Come off it OP, it's hard to take this seriously. Is it a wind-up? If not, are you also worried that you'll have to go on a scheduled flight and not a private jet?

Oriunda · 03/12/2023 20:56

I can see that you’re saying ´no’ to every suggestion, but I’d relax on the screens. Give your DD a screen to keep her busy during mealtimes. It won’t scar her for life.

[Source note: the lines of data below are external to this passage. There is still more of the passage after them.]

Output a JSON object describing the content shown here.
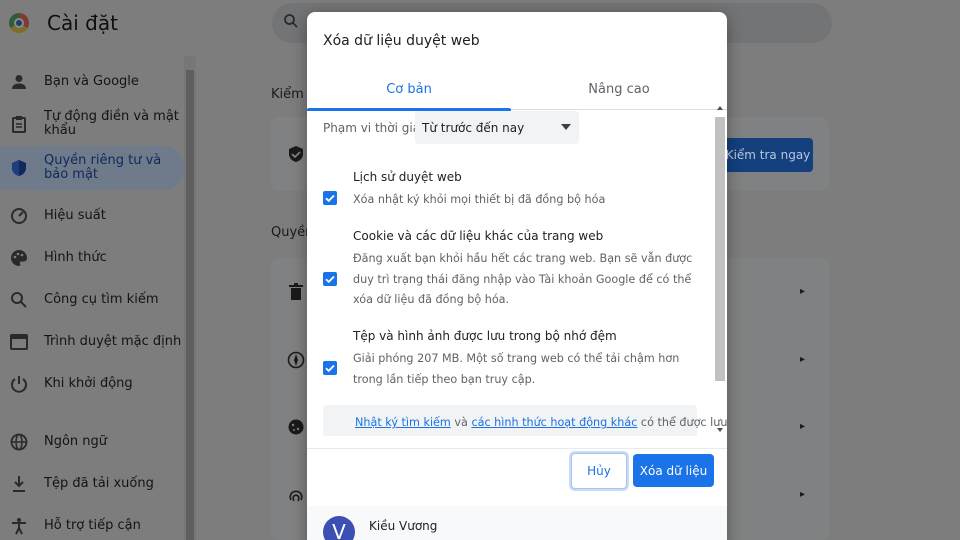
{
  "app": {
    "title": "Cài đặt"
  },
  "sidebar": {
    "items": [
      {
        "label": "Bạn và Google",
        "icon": "person-icon"
      },
      {
        "label": "Tự động điền và mật khẩu",
        "icon": "clipboard-icon"
      },
      {
        "label": "Quyền riêng tư và bảo mật",
        "icon": "shield-icon",
        "active": true
      },
      {
        "label": "Hiệu suất",
        "icon": "speedometer-icon"
      },
      {
        "label": "Hình thức",
        "icon": "palette-icon"
      },
      {
        "label": "Công cụ tìm kiếm",
        "icon": "search-icon"
      },
      {
        "label": "Trình duyệt mặc định",
        "icon": "browser-icon"
      },
      {
        "label": "Khi khởi động",
        "icon": "power-icon"
      },
      {
        "label": "Ngôn ngữ",
        "icon": "globe-icon"
      },
      {
        "label": "Tệp đã tải xuống",
        "icon": "download-icon"
      },
      {
        "label": "Hỗ trợ tiếp cận",
        "icon": "accessibility-icon"
      }
    ]
  },
  "background": {
    "safety_heading": "Kiểm t",
    "privacy_heading": "Quyền",
    "check_now_button": "Kiểm tra ngay"
  },
  "dialog": {
    "title": "Xóa dữ liệu duyệt web",
    "tabs": [
      {
        "label": "Cơ bản",
        "active": true
      },
      {
        "label": "Nâng cao",
        "active": false
      }
    ],
    "time_range": {
      "label": "Phạm vi thời gian",
      "value": "Từ trước đến nay"
    },
    "options": [
      {
        "title": "Lịch sử duyệt web",
        "description": "Xóa nhật ký khỏi mọi thiết bị đã đồng bộ hóa",
        "checked": true
      },
      {
        "title": "Cookie và các dữ liệu khác của trang web",
        "description": "Đăng xuất bạn khỏi hầu hết các trang web. Bạn sẽ vẫn được duy trì trạng thái đăng nhập vào Tài khoản Google để có thể xóa dữ liệu đã đồng bộ hóa.",
        "checked": true
      },
      {
        "title": "Tệp và hình ảnh được lưu trong bộ nhớ đệm",
        "description": "Giải phóng 207 MB. Một số trang web có thể tải chậm hơn trong lần tiếp theo bạn truy cập.",
        "checked": true
      }
    ],
    "info": {
      "link1": "Nhật ký tìm kiếm",
      "connector": " và ",
      "link2": "các hình thức hoạt động khác",
      "tail": " có thể được lưu vào"
    },
    "cancel_button": "Hủy",
    "clear_button": "Xóa dữ liệu",
    "account": {
      "initial": "V",
      "name": "Kiều Vương"
    }
  },
  "colors": {
    "accent": "#1a73e8",
    "scrim": "#7d7d7e"
  }
}
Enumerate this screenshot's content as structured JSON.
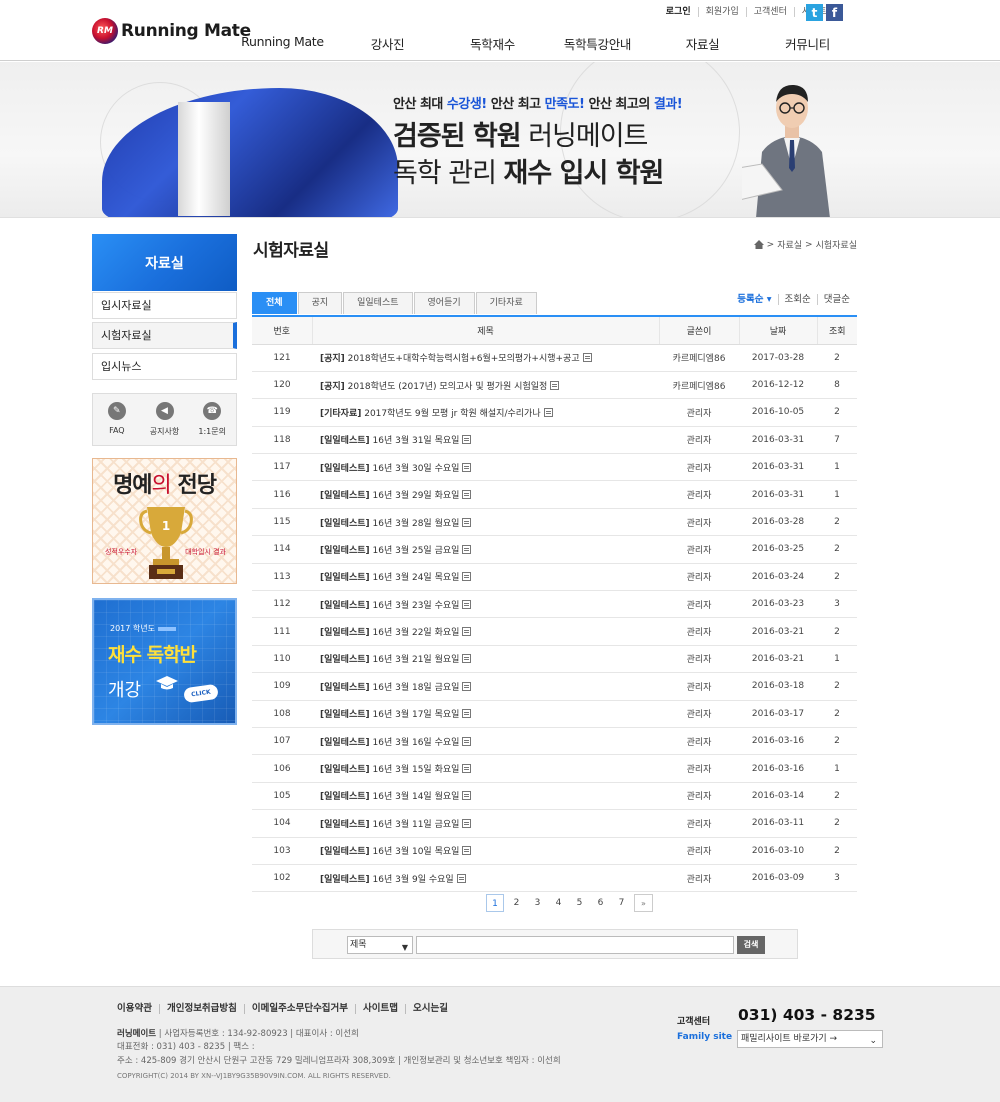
{
  "header": {
    "logo_mark": "RM",
    "logo_text": "Running Mate",
    "util_links": [
      "로그인",
      "회원가입",
      "고객센터",
      "사이트맵"
    ],
    "sns": [
      {
        "name": "twitter",
        "glyph": "t",
        "color": "#2aa3e0"
      },
      {
        "name": "facebook",
        "glyph": "f",
        "color": "#3b5998"
      }
    ],
    "nav": [
      "Running Mate",
      "강사진",
      "독학재수",
      "독학특강안내",
      "자료실",
      "커뮤니티"
    ]
  },
  "banner": {
    "line1_a": "안산 최대 ",
    "line1_b": "수강생!",
    "line1_c": " 안산 최고 ",
    "line1_d": "만족도!",
    "line1_e": " 안산 최고의 ",
    "line1_f": "결과!",
    "line2_bold": "검증된 학원",
    "line2_rest": " 러닝메이트",
    "line3_a": "독학 관리 ",
    "line3_bold": "재수 입시 학원"
  },
  "sidebar": {
    "title": "자료실",
    "items": [
      {
        "label": "입시자료실",
        "active": false
      },
      {
        "label": "시험자료실",
        "active": true
      },
      {
        "label": "입시뉴스",
        "active": false
      }
    ],
    "quick": [
      {
        "label": "FAQ",
        "icon": "pencil-icon"
      },
      {
        "label": "공지사항",
        "icon": "megaphone-icon"
      },
      {
        "label": "1:1문의",
        "icon": "phone-icon"
      }
    ],
    "honor": {
      "title_a": "명예",
      "title_o": "의",
      "title_b": " 전당",
      "rank": "1",
      "left": "성적우수자",
      "right": "대학입시 결과"
    },
    "promo": {
      "year": "2017 학년도",
      "main": "재수 독학반",
      "sub": "개강",
      "click": "CLICK"
    }
  },
  "content": {
    "title": "시험자료실",
    "breadcrumb": [
      "자료실",
      "시험자료실"
    ],
    "tabs": [
      "전체",
      "공지",
      "일일테스트",
      "영어듣기",
      "기타자료"
    ],
    "active_tab": "전체",
    "sort": [
      "등록순 ▾",
      "조회순",
      "댓글순"
    ],
    "columns": [
      "번호",
      "제목",
      "글쓴이",
      "날짜",
      "조회"
    ],
    "rows": [
      {
        "no": "121",
        "cat": "[공지]",
        "title": "2018학년도+대학수학능력시험+6월+모의평가+시행+공고",
        "author": "카르페디엠86",
        "date": "2017-03-28",
        "views": "2"
      },
      {
        "no": "120",
        "cat": "[공지]",
        "title": "2018학년도 (2017년) 모의고사 및 평가원 시험일정",
        "author": "카르페디엠86",
        "date": "2016-12-12",
        "views": "8"
      },
      {
        "no": "119",
        "cat": "[기타자료]",
        "title": "2017학년도 9월 모평 jr 학원 해설지/수리가나",
        "author": "관리자",
        "date": "2016-10-05",
        "views": "2"
      },
      {
        "no": "118",
        "cat": "[일일테스트]",
        "title": "16년 3월 31일 목요일",
        "author": "관리자",
        "date": "2016-03-31",
        "views": "7"
      },
      {
        "no": "117",
        "cat": "[일일테스트]",
        "title": "16년 3월 30일 수요일",
        "author": "관리자",
        "date": "2016-03-31",
        "views": "1"
      },
      {
        "no": "116",
        "cat": "[일일테스트]",
        "title": "16년 3월 29일 화요일",
        "author": "관리자",
        "date": "2016-03-31",
        "views": "1"
      },
      {
        "no": "115",
        "cat": "[일일테스트]",
        "title": "16년 3월 28일 월요일",
        "author": "관리자",
        "date": "2016-03-28",
        "views": "2"
      },
      {
        "no": "114",
        "cat": "[일일테스트]",
        "title": "16년 3월 25일 금요일",
        "author": "관리자",
        "date": "2016-03-25",
        "views": "2"
      },
      {
        "no": "113",
        "cat": "[일일테스트]",
        "title": "16년 3월 24일 목요일",
        "author": "관리자",
        "date": "2016-03-24",
        "views": "2"
      },
      {
        "no": "112",
        "cat": "[일일테스트]",
        "title": "16년 3월 23일 수요일",
        "author": "관리자",
        "date": "2016-03-23",
        "views": "3"
      },
      {
        "no": "111",
        "cat": "[일일테스트]",
        "title": "16년 3월 22일 화요일",
        "author": "관리자",
        "date": "2016-03-21",
        "views": "2"
      },
      {
        "no": "110",
        "cat": "[일일테스트]",
        "title": "16년 3월 21일 월요일",
        "author": "관리자",
        "date": "2016-03-21",
        "views": "1"
      },
      {
        "no": "109",
        "cat": "[일일테스트]",
        "title": "16년 3월 18일 금요일",
        "author": "관리자",
        "date": "2016-03-18",
        "views": "2"
      },
      {
        "no": "108",
        "cat": "[일일테스트]",
        "title": "16년 3월 17일 목요일",
        "author": "관리자",
        "date": "2016-03-17",
        "views": "2"
      },
      {
        "no": "107",
        "cat": "[일일테스트]",
        "title": "16년 3월 16일 수요일",
        "author": "관리자",
        "date": "2016-03-16",
        "views": "2"
      },
      {
        "no": "106",
        "cat": "[일일테스트]",
        "title": "16년 3월 15일 화요일",
        "author": "관리자",
        "date": "2016-03-16",
        "views": "1"
      },
      {
        "no": "105",
        "cat": "[일일테스트]",
        "title": "16년 3월 14일 월요일",
        "author": "관리자",
        "date": "2016-03-14",
        "views": "2"
      },
      {
        "no": "104",
        "cat": "[일일테스트]",
        "title": "16년 3월 11일 금요일",
        "author": "관리자",
        "date": "2016-03-11",
        "views": "2"
      },
      {
        "no": "103",
        "cat": "[일일테스트]",
        "title": "16년 3월 10일 목요일",
        "author": "관리자",
        "date": "2016-03-10",
        "views": "2"
      },
      {
        "no": "102",
        "cat": "[일일테스트]",
        "title": "16년 3월 9일 수요일",
        "author": "관리자",
        "date": "2016-03-09",
        "views": "3"
      }
    ],
    "pages": [
      "1",
      "2",
      "3",
      "4",
      "5",
      "6",
      "7"
    ],
    "current_page": "1",
    "next_label": "»",
    "search": {
      "field": "제목",
      "button": "검색"
    }
  },
  "footer": {
    "links": [
      "이용약관",
      "개인정보취급방침",
      "이메일주소무단수집거부",
      "사이트맵",
      "오시는길"
    ],
    "line1_name": "러닝메이트",
    "line1_rest": " | 사업자등록번호 : 134-92-80923 | 대표이사 : 이선희",
    "line2": "대표전화 : 031) 403 - 8235 | 팩스 :",
    "line3": "주소 : 425-809 경기 안산시 단원구 고잔동 729 밀레니엄프라자 308,309호 | 개인정보관리 및 청소년보호 책임자 : 이선희",
    "copyright": "COPYRIGHT(C) 2014 BY XN--VJ1BY9G35B90V9IN.COM. ALL RIGHTS RESERVED.",
    "cs_label": "고객센터",
    "cs_phone": "031) 403 - 8235",
    "family_label": "Family site",
    "family_select": "패밀리사이트 바로가기 →"
  }
}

DisquietintheRanks · 03/12/2023 21:31

amiungrateful · 03/12/2023 17:19

For people saying to enjoy it as a break from house chores - I have a full time housekeeper who cooks and cleans, so at home my only job is to look after my daughter. On holiday it would also be my only job to look after my daughter. So it isn't really a break...

My heart bleeds for you honestly.

JanglingJack · 03/12/2023 21:36

YANBU the holiday you are describing is not for a 2 year old.

It's for people who like to take it slow, laze on the beach, shower before dinner, head down to eat at 9...

I couldn't hack it with a 2 year old. You want somewhere family friendly and lively.

JanglingJack · 03/12/2023 21:39

regularmumnotacoolmum · 03/12/2023 19:21

Sorry I know I'm going against the grain but I do think YABU. You're free to do as you please during the time you're there. It's 3 weeks out of 52 & your dad is footing the bill. At 2 years old there's so much your child could benefit from during that time and experiences she may not be able to when she's older.

And her 2 year old will not remember a thing about this holiday. Pointless really.